Ayer, como todos los 19 de junio, fui al cine. Todos los años voy sin falta. Siempre encontré fascinante cómo los espectadores, momentos antes de comenzar la película, se paran y comienzan a cantar el himno. Al “¡sabremos cumplir!” le sigue sentarse a comer pop, tomar Coca y mirar una enorme pantalla durante dos horas. Es una manera bastante particular de proseguir luego de que uno gritó que cumplirá con el deber de su patria. Los orientales combatían en el campo de batalla; hoy le tiramos pop al de en frente.

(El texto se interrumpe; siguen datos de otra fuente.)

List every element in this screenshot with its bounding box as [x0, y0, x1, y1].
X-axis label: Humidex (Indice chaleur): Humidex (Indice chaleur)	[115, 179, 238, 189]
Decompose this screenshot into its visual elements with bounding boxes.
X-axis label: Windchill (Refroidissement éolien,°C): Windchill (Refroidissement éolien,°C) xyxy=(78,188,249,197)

Esto no implica que no amemos a este país tanto como ellos. Prueba de este amor moderno a la patria es el Gordo. Mi historia con él es especial. La primera y única vez que lo vi estaba sentado dos filas delante de mí un 19 de junio de hace, exactamente, veinte años. Vestido con una camiseta de Uruguay que le quedaba chica, cantaba el himno efusivamente, con la mano en el escudo, mientras abrazaba con su brazo izquierdo al pop como si fuera un termo.

En ese momento vi en él mucho más que ese simple acto patriótico. En el fondo, la esperanza de ver de nuevo aquello que me fue revelado es lo que me arrastra al cine todos los años. ¿Cómo transmitir lo que mis ojos observaron en ese instante que nunca olvidaré? Cualquier descripción que intente abarcar la totalidad de lo que vi no podrá producir otra cosa que vanas supercherías. Enumeraré, de forma sucesiva y ordenada, lo que mis ojos contemplaron en ese momento. Pero advierto que esta enumeración será tan inútil como la finitud de mi memoria y tan imperfecta como las herramientas que el lenguaje me provee para hacerlo. El lenguaje pertenece al terreno de los hombres, lo que yo vi esa tarde de junio, no.

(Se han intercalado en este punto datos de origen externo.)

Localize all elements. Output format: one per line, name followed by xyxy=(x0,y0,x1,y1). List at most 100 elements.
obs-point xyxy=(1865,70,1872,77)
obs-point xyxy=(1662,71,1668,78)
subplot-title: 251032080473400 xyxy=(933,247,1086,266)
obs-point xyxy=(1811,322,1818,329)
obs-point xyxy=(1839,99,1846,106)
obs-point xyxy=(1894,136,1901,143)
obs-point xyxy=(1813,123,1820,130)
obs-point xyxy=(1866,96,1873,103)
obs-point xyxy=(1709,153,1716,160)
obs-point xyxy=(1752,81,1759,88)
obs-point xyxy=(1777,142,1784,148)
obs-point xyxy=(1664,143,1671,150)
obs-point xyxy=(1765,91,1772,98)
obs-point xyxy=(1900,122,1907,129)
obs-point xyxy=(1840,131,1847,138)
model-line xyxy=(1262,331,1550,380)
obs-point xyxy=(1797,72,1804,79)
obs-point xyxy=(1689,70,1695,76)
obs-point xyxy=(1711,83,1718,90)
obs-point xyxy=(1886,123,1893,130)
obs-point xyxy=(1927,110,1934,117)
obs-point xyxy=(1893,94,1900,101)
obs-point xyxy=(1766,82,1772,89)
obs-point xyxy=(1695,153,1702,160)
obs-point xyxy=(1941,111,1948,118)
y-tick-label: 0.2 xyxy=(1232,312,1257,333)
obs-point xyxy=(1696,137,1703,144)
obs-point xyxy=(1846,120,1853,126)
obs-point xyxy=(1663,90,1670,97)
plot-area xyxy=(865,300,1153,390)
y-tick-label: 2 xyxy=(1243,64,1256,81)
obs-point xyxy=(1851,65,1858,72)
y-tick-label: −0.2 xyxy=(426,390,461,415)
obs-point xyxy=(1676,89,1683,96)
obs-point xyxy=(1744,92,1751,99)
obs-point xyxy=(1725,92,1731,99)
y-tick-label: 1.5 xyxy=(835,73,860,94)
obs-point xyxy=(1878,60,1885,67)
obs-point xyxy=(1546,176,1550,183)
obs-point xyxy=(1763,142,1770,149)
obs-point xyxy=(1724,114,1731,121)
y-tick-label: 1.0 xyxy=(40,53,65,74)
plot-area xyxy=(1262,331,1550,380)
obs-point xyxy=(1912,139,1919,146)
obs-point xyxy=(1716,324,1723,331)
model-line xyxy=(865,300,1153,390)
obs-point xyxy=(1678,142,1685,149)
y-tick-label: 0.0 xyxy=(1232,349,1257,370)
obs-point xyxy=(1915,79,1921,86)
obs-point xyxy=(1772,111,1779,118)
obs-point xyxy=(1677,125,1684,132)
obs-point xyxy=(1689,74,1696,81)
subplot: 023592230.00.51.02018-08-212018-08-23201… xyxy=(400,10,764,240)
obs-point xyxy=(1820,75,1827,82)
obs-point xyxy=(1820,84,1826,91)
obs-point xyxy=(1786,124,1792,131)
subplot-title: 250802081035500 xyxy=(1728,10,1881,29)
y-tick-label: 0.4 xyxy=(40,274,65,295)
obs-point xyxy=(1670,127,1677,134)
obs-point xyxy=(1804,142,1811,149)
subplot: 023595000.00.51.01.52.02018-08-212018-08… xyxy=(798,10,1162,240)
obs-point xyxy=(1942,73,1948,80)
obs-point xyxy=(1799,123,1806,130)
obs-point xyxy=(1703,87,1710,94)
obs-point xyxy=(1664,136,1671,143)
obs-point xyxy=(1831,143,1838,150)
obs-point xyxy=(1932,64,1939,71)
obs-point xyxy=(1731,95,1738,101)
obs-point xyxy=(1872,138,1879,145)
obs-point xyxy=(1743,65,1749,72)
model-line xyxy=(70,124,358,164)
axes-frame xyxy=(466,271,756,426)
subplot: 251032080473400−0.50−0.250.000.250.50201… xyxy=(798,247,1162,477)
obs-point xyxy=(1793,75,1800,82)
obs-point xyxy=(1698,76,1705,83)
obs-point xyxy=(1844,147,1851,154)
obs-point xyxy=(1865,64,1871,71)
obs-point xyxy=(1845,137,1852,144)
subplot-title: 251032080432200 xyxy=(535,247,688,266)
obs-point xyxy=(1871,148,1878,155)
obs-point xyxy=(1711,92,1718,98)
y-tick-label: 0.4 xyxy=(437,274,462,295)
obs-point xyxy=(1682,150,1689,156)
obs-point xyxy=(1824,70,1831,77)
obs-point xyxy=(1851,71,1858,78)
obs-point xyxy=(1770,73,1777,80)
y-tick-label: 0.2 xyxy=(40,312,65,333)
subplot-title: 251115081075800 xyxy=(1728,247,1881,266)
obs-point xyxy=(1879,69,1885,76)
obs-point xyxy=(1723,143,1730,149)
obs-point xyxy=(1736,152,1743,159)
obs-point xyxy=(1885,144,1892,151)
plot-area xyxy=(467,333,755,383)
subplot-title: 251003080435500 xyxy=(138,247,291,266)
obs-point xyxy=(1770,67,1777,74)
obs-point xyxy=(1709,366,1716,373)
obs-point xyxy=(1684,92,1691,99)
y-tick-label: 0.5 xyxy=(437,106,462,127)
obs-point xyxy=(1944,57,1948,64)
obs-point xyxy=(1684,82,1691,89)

Vi los fines de semana de descuento en el shopping, vi el asado de los domingos, vi el lechón de Navidad, vi al calor trepar por el brazo del asador, vi a unos niños jugar en el polvo a la pelota, vi la torta frita de un viernes de lluvia, vi la mansedumbre del almacenero, vi al feriante en la oscuridad del mercado, vi a la pareja sentada frente a la ruta, vi a la familia comiendo frente a la tele, vi a mi abuela cortar el pan de sándwich, vi el humo de los tallarines empañar los lentes de mi abuelo, vi el sufrimiento de los descuentos, vi esos minutos que duran horas, vi el que canta el himno con pasión cuando juega la selección, vi un pequeño bote despertar a un río, vi la carpa, la caña y el rifle, vi el ocaso en las costas de Rocha, vi a la tristeza del violín de Becho bailar junto a la nostalgia, vi un fuego que unía cuerpos al compás del candombe, vi a la pena del trovador salir por un bandoneón en un bar de San Ramón, vi su avenida vacía e iluminada por la noche, vi las plazas de esos pueblos abandonados por la memoria, vi al ombú intentar escapar de la eternidad a la que fue condenado, vi al hornero perderse en la oscuridad de su nido, vi al frío abrazar al tambero por la mañana, vi el mate que lo acompañaba, vi al paisano preparando al zaino, vi el rebenque, la fusta y el recado, vi el alba en el campo, vi al Gordo, desde todos los puntos, vi en el Gordo a Uruguay, y en Uruguay otra vez al Gordo y en el Gordo a Uruguay, vi  mi cara y el pop que tenía al lado, vi la cara del Gordo y lloré, porque mis ojos habían visto, en un instante, lo que ningún hombre ha mirado: el inconcebible uruguayismo.

Y así, mientras observaba cómo ese infinito de imágenes se revelaba ante mí, sentí comprender aquello que la muerte le niega al hombre, aquello que se esconde en el logos y que es el orden secreto del cosmos, es decir, me sentí fuera de las aguas del tiempo, me sentí eterno.